In one example, the insulating layer may comprise an oxide. Specifically, the heat insulating layer can include a zinc oxide (ZnO), titanium dioxide (TiO _2), zinc sulfide (ZnS), barium sulfate (BaSO ₄₎ or basic lead carbonate _{(2PbCO 3 · Pb (OH)} 2) .

The heat insulating layer may further include a pigment. Through this, various colors can be realized. The pigment may comprise lead chromate (PbCrO ₄ ), iron oxide (FeO (OH)) or lead oxide (PbO). Also, the pigment may include chrome orange _{(PbCrO 4 · (PbO))} .

The features, structures, effects and the like described in the foregoing embodiments are included in at least one embodiment of the present invention and are not necessarily limited to one embodiment. Further, the features, structures, effects, and the like illustrated in the embodiments may be combined or modified in other embodiments by those skilled in the art to which the embodiments belong.
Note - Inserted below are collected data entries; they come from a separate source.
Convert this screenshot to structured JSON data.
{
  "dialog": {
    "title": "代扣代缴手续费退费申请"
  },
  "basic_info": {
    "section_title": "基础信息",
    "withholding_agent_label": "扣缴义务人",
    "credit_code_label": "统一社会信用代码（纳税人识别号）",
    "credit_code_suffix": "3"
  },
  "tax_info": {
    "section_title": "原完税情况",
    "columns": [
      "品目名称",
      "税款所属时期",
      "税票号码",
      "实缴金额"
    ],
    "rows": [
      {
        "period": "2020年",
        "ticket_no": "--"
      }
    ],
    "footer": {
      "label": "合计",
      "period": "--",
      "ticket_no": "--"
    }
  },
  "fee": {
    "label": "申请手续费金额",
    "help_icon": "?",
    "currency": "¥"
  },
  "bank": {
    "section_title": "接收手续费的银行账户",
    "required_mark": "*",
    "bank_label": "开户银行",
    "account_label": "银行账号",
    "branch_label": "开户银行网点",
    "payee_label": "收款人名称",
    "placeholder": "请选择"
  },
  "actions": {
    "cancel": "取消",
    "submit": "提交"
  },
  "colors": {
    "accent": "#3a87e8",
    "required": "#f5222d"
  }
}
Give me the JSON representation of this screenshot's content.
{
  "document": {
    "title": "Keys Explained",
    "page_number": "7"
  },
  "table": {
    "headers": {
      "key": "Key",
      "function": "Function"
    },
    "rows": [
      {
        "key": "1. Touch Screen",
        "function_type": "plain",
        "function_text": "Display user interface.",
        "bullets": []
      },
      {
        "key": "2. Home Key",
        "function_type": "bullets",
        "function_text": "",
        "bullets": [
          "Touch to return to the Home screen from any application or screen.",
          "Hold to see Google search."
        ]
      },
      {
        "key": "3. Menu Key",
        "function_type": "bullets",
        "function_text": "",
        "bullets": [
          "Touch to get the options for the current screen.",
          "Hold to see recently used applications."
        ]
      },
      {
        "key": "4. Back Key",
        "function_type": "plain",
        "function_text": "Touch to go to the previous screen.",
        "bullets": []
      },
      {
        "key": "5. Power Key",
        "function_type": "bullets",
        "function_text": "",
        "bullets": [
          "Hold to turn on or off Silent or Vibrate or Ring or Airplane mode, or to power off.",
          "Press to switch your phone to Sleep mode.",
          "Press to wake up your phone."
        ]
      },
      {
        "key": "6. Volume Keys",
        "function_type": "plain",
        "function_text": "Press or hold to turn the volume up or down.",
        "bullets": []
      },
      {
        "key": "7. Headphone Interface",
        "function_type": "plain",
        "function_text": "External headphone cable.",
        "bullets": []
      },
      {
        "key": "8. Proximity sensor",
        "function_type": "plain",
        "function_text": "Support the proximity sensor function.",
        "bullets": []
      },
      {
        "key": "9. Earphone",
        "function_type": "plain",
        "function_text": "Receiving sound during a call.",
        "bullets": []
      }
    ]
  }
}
Therefore, it should be understood that the present invention is not limited to these combinations and modifications.

While the present invention has been particularly shown and described with reference to exemplary embodiments thereof, it is clearly understood that the same is by way of illustration and example only and is not to be construed as limiting the scope of the present invention. It can be seen that various modifications and applications are possible. For example, each component specifically shown in the embodiments may be modified and implemented. It is to be understood that the present invention may be embodied in many other specific forms without departing from the spirit or essential characteristics thereof.

Claims

Board;
A rear electrode layer disposed on the substrate;
A light absorbing layer disposed on the rear electrode layer;
A front electrode layer disposed on the light absorbing layer; And
And an antireflection layer disposed between the substrate and the rear electrode layer,
Wherein the antireflection layer comprises a ceramic paint.

Board;
A rear electrode layer disposed on the substrate;
A light absorbing layer disposed on the rear electrode layer;
A front electrode layer disposed on the light absorbing layer; And
And an antireflection layer disposed between the substrate and the rear electrode layer,
Wherein the antireflection layer comprises a pigment.

The method according to claim 1,
Wherein the antireflection layer comprises an oxide.

The method according to claim 1,
The anti-reflection layer is a material selected from the group consisting of zinc oxide (ZnO), titanium dioxide (TiO _2), zinc sulfide (ZnS), barium sulfate (BaSO ₄₎ and basic lead carbonate _{(2PbCO 3 · Pb (OH)} 2) Building-integrated solar cell containing one.

The method according to claim 1,
Wherein the antireflection layer further comprises a pigment.

6. The method of claim 5,
The pigment is lead chromate (PbCrO _4), iron oxide (FeO (OH)) and lead oxide (PbO) building integrated solar cell comprising any of the materials selected from the group consisting of.

The method according to claim 1,
Wherein the antireflection layer is disposed on a front surface of the substrate.

Board;
A rear electrode layer disposed on the substrate;
A light absorbing layer disposed on the rear electrode layer;
A front electrode layer disposed on the light absorbing layer; And
And a heat insulating layer disposed between the substrate and the rear electrode layer,
Wherein the heat insulating layer comprises a ceramic paint.

delete

9. The method of claim 8,
The heat insulating layer is either a material selected from the group consisting of zinc oxide (ZnO), titanium dioxide (TiO _2), zinc sulfide (ZnS), barium sulfate (BaSO ₄₎ and basic lead carbonate _{(2PbCO 3 · Pb (OH)} 2) One integrated solar cell containing one.

9. The method of claim 8,
Wherein the heat insulating layer further comprises a pigment.

12. The method of claim 11,
The pigment is lead chromate (PbCrO _4), iron oxide (FeO (OH)) and lead oxide (PbO) building integrated solar cell comprising any of the materials selected from the group consisting of.